Kelly walked out of the bank burdened with far more the weight of her box. The entire world was flattening her like a steamroller. She looked up into the late afternoon sky and saw the Caravaggio angel looking down from the side of a building. "Yeah, well, fuck you angel! Fuck you for looking at me but not after me!" The impact of a person slamming into her rocked her back on her heels. She dropped the box to the ground. When she bent down to pick it up, she saw the tip of a white cane. She looked over to see the rag-covered blind man with the wrapped up face staring at her. He had fallen to the ground. "I am so sorry!" she scrambled to help him up before one of herd of passersby tripped over him.

He latched firmly onto her arm without saying a word. "Why do you curse him?" The vagrant asked.

"Pardon me?"

"I heard you," he wheezed from beneath his bandages and held firm. "You cursed the angel above. Why?"

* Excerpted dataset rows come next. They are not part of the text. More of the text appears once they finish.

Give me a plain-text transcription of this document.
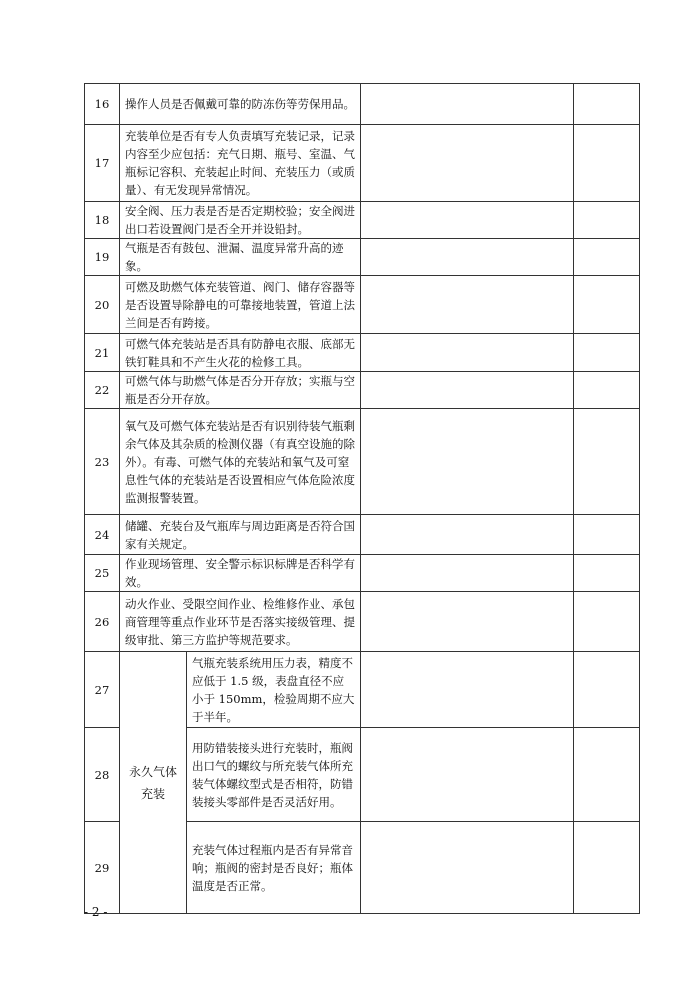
16	操作人员是否佩戴可靠的防冻伤等劳保用品。			
17	充装单位是否有专人负责填写充装记录，记录内容至少应包括：充气日期、瓶号、室温、气瓶标记容积、充装起止时间、充装压力（或质量）、有无发现异常情况。			
18	安全阀、压力表是否是否定期校验；安全阀进出口若设置阀门是否全开并设铅封。			
19	气瓶是否有鼓包、泄漏、温度异常升高的迹象。			
20	可燃及助燃气体充装管道、阀门、储存容器等是否设置导除静电的可靠接地装置，管道上法兰间是否有跨接。			
21	可燃气体充装站是否具有防静电衣服、底部无铁钉鞋具和不产生火花的检修工具。			
22	可燃气体与助燃气体是否分开存放；实瓶与空瓶是否分开存放。			
23	氧气及可燃气体充装站是否有识别待装气瓶剩余气体及其杂质的检测仪器（有真空设施的除外）。有毒、可燃气体的充装站和氧气及可窒息性气体的充装站是否设置相应气体危险浓度监测报警装置。			
24	储罐、充装台及气瓶库与周边距离是否符合国家有关规定。			
25	作业现场管理、安全警示标识标牌是否科学有效。			
26	动火作业、受限空间作业、检维修作业、承包商管理等重点作业环节是否落实接级管理、提级审批、第三方监护等规范要求。			
27	永久气体充装	气瓶充装系统用压力表，精度不应低于 1.5 级，表盘直径不应小于 150mm，检验周期不应大于半年。		
28		用防错装接头进行充装时，瓶阀出口气的螺纹与所充装气体所充装气体螺纹型式是否相符，防错装接头零部件是否灵活好用。		
29		充装气体过程瓶内是否有异常音响；瓶阀的密封是否良好；瓶体温度是否正常。		
- 2 -
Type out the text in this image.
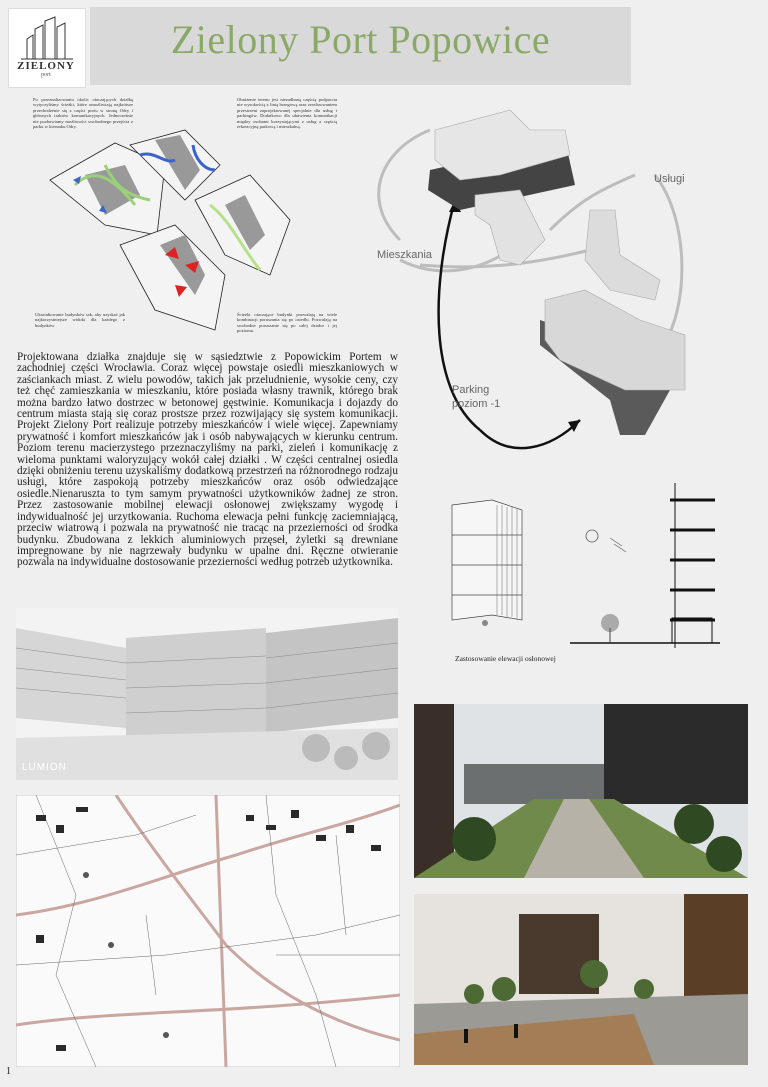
Zielony Port Popowice
ZIELONY
port
Po przeanalizowaniu okolic otaczających działkę wytyczyliśmy ścieżki, które umożliwiają najkrótsze przechodzenie się z części portu w stronę Odry i głównych traktów komunikacyjnych. Jednocześnie nie pozbawiamy możliwości swobodnego przejścia z parku w kierunku Odry.
Obniżenie terenu jest niezadbaną częścią podporcia nie wysokością z linią brzegową oraz zrealizowaniem przestrzeni zaprojektowanej specjalnie dla usług i parkingów. Dodatkowo dla ułatwienia komunikacji między osobami korzystającymi z usług a częścią rekreacyjną parkową i mieszkalną.
Ukształtowanie budynków tak, aby uzyskać jak najkorzystniejsze widoki dla każdego z budynków
Ścieżki otaczające budynki pozwalają na wiele kombinacji poruszania się po osiedlu. Pozwalają na swobodne poruszanie się po całej działce i jej pozioma.
Usługi
Mieszkania
Parking
poziom -1
Projektowana działka znajduje się w sąsiedztwie z Popowickim Portem w zachodniej części Wrocławia. Coraz więcej powstaje osiedli mieszkaniowych w zaściankach miast. Z wielu powodów, takich jak przeludnienie, wysokie ceny, czy też chęć zamieszkania w mieszkaniu, które posiada własny trawnik, którego brak można bardzo łatwo dostrzec w betonowej gęstwinie. Komunikacja i dojazdy do centrum miasta stają się coraz prostsze przez rozwijający się system komunikacji. Projekt Zielony Port realizuje potrzeby mieszkańców i wiele więcej. Zapewniamy prywatność i komfort mieszkańców jak i osób nabywających w kierunku centrum. Poziom terenu macierzystego przeznaczyliśmy na parki, zieleń i komunikację z wieloma punktami waloryzujący wokół całej działki . W części centralnej osiedla dzięki obniżeniu terenu uzyskaliśmy dodatkową przestrzeń na różnorodnego rodzaju usługi, które zaspokoją potrzeby mieszkańców oraz osób odwiedzające osiedle.Nienaruszta to tym samym prywatności użytkowników żadnej ze stron. Przez zastosowanie mobilnej elewacji osłonowej zwiększamy wygodę i indywidualność jej urzytkowania. Ruchoma elewacja pełni funkcję zaciemniającą, przeciw wiatrową i pozwala na prywatność nie tracąc na przezierności od środka budynku. Zbudowana z lekkich aluminiowych przęseł, żyletki są drewniane impregnowane by nie nagrzewały budynku w upalne dni. Ręczne otwieranie pozwala na indywidualne dostosowanie przezierności według potrzeb użytkownika.
Zastosowanie elewacji osłonowej
LUMION
1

Fearful of his intent, Kelly tried to pull free. "Look," Kelly said on the brink of tears. "I... I don't have any more money to give you, but here." She reached into her box and pulled up the trophy. "Take this. I'm sure you can sell it. In fact, take the whole box. There's a CD player and... and..." She placed the cardboard box in his arms and ran off toward the subway. She scampered down the stairs and scoured her purse for the token that would remove her from the scene of her crumbling life.

VI

Kelly rode the trains for several hours to empty her soul. She hopped from transfer to transfer until she circumnavigated the island. Finally, she steered herself homeward.

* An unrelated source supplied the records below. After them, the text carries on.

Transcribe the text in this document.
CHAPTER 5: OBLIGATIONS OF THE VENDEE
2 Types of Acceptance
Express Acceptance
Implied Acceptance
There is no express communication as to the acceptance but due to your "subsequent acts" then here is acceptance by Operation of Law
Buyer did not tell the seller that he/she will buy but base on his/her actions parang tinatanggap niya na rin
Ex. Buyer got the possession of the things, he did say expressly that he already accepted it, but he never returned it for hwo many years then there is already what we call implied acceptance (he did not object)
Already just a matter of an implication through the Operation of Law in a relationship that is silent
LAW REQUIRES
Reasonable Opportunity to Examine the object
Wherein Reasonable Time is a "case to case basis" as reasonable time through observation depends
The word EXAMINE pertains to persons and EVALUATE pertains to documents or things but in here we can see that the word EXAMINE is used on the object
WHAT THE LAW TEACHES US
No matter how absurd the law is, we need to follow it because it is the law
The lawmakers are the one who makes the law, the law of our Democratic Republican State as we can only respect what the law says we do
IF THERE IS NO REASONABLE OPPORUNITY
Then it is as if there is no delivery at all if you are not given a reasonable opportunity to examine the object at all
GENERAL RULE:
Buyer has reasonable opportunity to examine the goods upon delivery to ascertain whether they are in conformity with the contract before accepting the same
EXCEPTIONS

It was dark when she came out onto East 9th Street. She trudged wearily over to the phone booth in front of her building and punched "0" for the operator. "I'd like to place a collect call, please." She droned the number to her mother's house. When her mother's slurred voice came on the phone, Kelly broke out into tears. "Mama, I hate to ask but you gotta help me. I need money to get home. I--" she broke off to listen to the drunken rant on the other end. "Yes, I know I promised you money, Mama, but something terrible's happened and I--" Kelly clicked the receiver up and down. "Mama, don't hang up! Mama!" She let the receiver drop to the end of its cord and pushed through the folding doors. She crept up the stoop to her building and rode the rickety elevator to her floor. She entered the foreboding darkness of her poverty and tripped over a cardboard box. "What the--?" she exclaimed. The hairs rose on her nape to see a figure sitting on the edge of her bed.

"Where've you been?" he asked.

"How did you get in here?"

"I have my methods." He stood up to pounce in case she'd rush for the door.

Kelly considered fleeing but found herself too low on steam. Her eyes squinted with the flick of the bathroom light. There before her stood the man with the white cane, bandaged face and dark glasses.